Two more Manitoba cases of porcine epidemic diarrhea were confirmed June 2 and June 4, creating worry among hog producers, particularly in the southeastern part of the province where one-third to one-half of Manitoba’s hogs are raised.
The June 2 case occurred in a finisher barn and the June 4 case in a sow barn. A case confirmed May 26 in another sow barn was the first to be found in 18 months within the province.
Andrew Dickson, general manager with Manitoba Pork, said June 6 that it is unclear whether the cases are related.
“That’s one of the problems we’ve had with all these cases, all the ones that we’ve had in Manitoba. We’ve had a real challenge to try to determine how did they get the disease in the first place.”
PED virus, which is almost always fatal to piglets, is a reportable disease in Manitoba, but information on the identity of the barn owners and exact locations is confidential.
Dickson said Manitoba Pork is encouraging producers and swine veterinarians to tell provincial authorities immediately if they suspect PED. That would speed up testing and confirmation and potentially help control spread.
Producers can also sign a waiver that would allow quicker action on testing and control, without giving up their confidentiality, said Dickson.

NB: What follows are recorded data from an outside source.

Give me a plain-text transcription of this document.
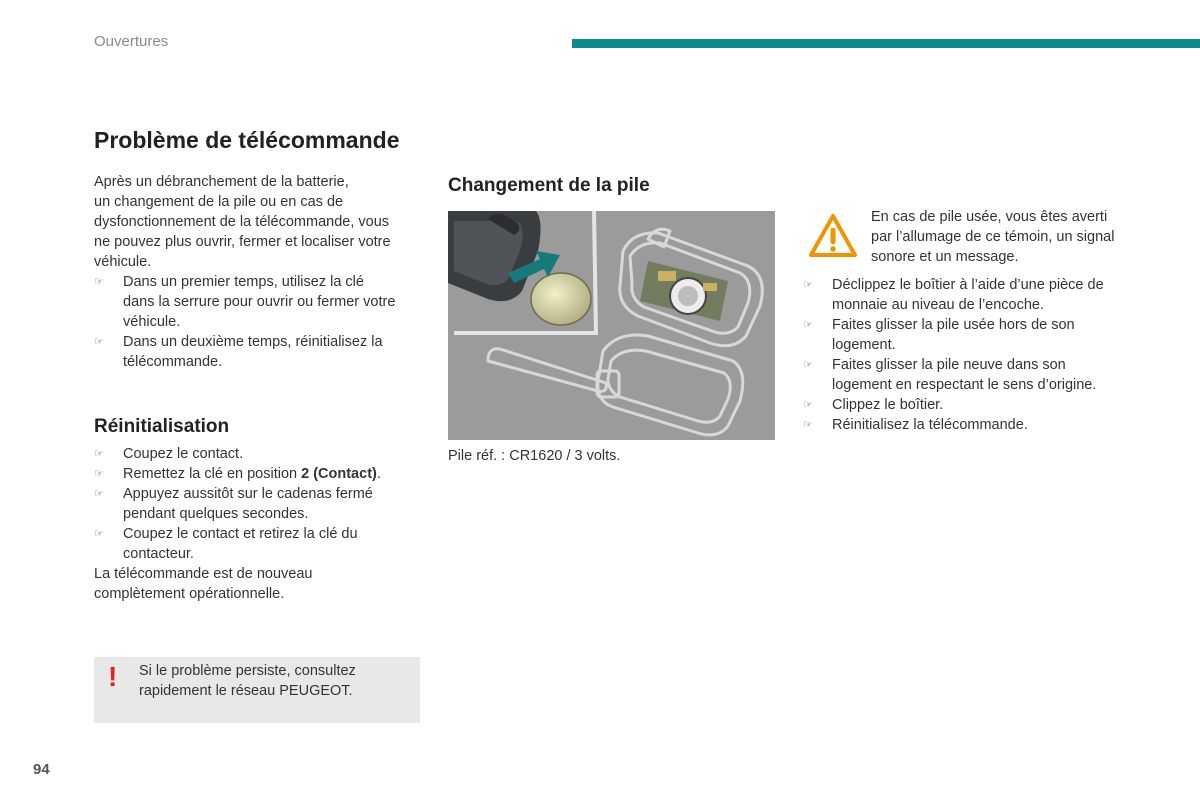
Ouvertures
Problème de télécommande
Après un débranchement de la batterie,
un changement de la pile ou en cas de
dysfonctionnement de la télécommande, vous
ne pouvez plus ouvrir, fermer et localiser votre
véhicule.
☞ Dans un premier temps, utilisez la clé
dans la serrure pour ouvrir ou fermer votre
véhicule.
☞ Dans un deuxième temps, réinitialisez la
télécommande.
Réinitialisation
☞ Coupez le contact.
☞ Remettez la clé en position 2 (Contact).
☞ Appuyez aussitôt sur le cadenas fermé
pendant quelques secondes.
☞ Coupez le contact et retirez la clé du
contacteur.
La télécommande est de nouveau
complètement opérationnelle.
! Si le problème persiste, consultez
rapidement le réseau PEUGEOT.
Changement de la pile
Pile réf. : CR1620 / 3 volts.
En cas de pile usée, vous êtes averti
par l’allumage de ce témoin, un signal
sonore et un message.
☞ Déclippez le boîtier à l’aide d’une pièce de
monnaie au niveau de l’encoche.
☞ Faites glisser la pile usée hors de son
logement.
☞ Faites glisser la pile neuve dans son
logement en respectant le sens d’origine.
☞ Clippez le boîtier.
☞ Réinitialisez la télécommande.
94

It gives the herd veterinarian permission to share site status and location with other veterinarians and with Manitoba Pork.
The three recent cases of PED in Manitoba occurred about one month after the Canadian Food Inspection Agency cancelled an emergency truck washing protocol that was supported by hog producers across Western Canada.
That protocol allowed hog transport trucks returning from the United States to be sealed and then washed thoroughly at Canadian facilities.
On May 2, the CFIA reverted to regulations under the Animal Health Act that require trucks to be washed on the U.S. side of the border, where facilities are less thorough and where thousands of barns have been and continue to be infected with PED virus.
Dickson said there is no confirmed connection between the three recent Manitoba cases and CFIA’s action.
“We’ve had a lot of people ask about that … and so far we haven’t been able to draw any link between the change in the regulation on May 2 and the cases we’ve had to date,” he said.
“But I don’t think the federal government can show that there hasn’t been.
“Our view is that the protocol (that was) in place was another defence measure, and the federal government going back to an old regulation gives us concern that we’ve reduced the protection that we’re trying to provide to the environment in which our barns operate.”
Dickson said pork producers continue to press the federal government to update regulations so special measures can be used to prevent diseases from entering the country.
He also encouraged producers to re-examine biosecurity on their farms.
“They’ve got to really raise their standards on this matter. You can’t waiver in the management techniques that you use on your farm on a daily basis.”